SB, TARAKAN – Persoalan lahan antara warga dan pemilik serfikat prada di sejumlah RT di Kelurahan Pantai Amal belum juga menemui kata selesai. Sejumlah warga pun menguak adanya kejanggalan yang menarik dibahas, diantaranya soal lawan sengketa dan biaya sertifikat warga.
Diungkapkan seorang warga pemilik sertifikat yang bersengketa, sejauh ini tanah mereka memang sedang bermasalah dengan Jaka Prada. Oleh warga sekitar, Jaka Prada adalah organisasi tempat berkumpulnya para pensiunan pejabat, seperti mantan Anggota DPRD.

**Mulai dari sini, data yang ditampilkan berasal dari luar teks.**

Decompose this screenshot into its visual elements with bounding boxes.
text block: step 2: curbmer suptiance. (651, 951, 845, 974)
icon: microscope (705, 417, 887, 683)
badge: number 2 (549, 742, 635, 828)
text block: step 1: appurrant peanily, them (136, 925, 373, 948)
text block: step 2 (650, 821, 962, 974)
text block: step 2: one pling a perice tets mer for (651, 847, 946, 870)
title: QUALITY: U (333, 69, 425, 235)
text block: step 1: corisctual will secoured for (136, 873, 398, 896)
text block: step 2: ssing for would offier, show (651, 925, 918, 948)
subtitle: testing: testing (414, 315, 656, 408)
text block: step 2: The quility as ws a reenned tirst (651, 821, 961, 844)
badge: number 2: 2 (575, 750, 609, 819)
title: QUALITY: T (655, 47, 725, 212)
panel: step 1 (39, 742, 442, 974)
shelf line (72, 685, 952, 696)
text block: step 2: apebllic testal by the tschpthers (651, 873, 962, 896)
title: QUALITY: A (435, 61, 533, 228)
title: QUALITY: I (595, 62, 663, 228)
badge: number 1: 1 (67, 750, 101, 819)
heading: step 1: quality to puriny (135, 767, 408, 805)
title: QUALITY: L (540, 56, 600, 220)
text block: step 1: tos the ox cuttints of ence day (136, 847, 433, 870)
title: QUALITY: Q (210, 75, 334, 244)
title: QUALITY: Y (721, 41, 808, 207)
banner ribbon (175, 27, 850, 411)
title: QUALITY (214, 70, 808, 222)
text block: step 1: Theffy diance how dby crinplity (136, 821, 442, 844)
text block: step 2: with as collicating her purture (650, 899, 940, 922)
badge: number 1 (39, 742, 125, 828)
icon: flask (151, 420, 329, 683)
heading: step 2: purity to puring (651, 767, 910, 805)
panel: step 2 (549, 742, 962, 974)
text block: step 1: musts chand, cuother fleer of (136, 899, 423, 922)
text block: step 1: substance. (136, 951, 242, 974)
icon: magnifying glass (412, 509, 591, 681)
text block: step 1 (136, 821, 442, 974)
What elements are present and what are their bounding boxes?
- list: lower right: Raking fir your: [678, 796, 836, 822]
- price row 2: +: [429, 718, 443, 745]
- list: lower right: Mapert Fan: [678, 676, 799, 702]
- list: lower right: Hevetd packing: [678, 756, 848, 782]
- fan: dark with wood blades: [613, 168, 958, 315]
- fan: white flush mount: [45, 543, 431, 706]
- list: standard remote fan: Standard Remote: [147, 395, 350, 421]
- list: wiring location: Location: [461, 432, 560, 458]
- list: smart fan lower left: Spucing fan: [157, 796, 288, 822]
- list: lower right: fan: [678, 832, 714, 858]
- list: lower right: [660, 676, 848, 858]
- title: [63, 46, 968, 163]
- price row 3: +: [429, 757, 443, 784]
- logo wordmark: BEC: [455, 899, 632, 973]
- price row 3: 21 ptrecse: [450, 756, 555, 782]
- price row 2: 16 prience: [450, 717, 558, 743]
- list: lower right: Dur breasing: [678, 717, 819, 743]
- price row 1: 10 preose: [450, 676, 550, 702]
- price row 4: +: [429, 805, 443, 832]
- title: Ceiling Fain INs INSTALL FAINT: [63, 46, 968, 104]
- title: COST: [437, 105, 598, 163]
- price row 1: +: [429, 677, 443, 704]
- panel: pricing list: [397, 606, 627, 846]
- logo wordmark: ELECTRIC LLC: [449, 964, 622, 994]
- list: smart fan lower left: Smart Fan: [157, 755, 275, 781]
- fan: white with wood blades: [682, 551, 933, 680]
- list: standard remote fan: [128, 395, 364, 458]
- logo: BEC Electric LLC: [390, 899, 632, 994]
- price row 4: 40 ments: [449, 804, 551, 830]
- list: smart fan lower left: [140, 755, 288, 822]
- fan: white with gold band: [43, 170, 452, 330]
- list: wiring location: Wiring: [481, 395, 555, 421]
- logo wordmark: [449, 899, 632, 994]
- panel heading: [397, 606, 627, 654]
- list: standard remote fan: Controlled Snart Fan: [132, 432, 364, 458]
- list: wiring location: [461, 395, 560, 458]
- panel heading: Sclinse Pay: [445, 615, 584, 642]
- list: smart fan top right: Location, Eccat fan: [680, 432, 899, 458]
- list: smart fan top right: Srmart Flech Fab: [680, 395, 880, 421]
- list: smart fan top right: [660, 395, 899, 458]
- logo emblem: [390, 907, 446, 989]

“Djaka Prada itu kumpulan-kumpulan mantan DPR yang terhimpun dalam organisasi Djaka Prada. Jadi, Djaka Prada itu organisasi seperti ormas-ormas yang ada,” ungkap warga berinisial A tersebut.
Padahal, lawan sengketa mereka bukan organisasi, melainkan pemilik sertifikat prada. Sertifikat prada sendiri merupakan dokumen kepemilikan tanah yang diterbitkan oleh pemerintah saat Kota Tarakan masih berstatus kecamatan di bawah Kabupaten Bulungan. Dokumen ini diserahkan kepada pejabat daerah atau pensiunan negara, termasuk mantan Anggota DPRD sebagai bentuk apresiasi pemerintah kepada mereka.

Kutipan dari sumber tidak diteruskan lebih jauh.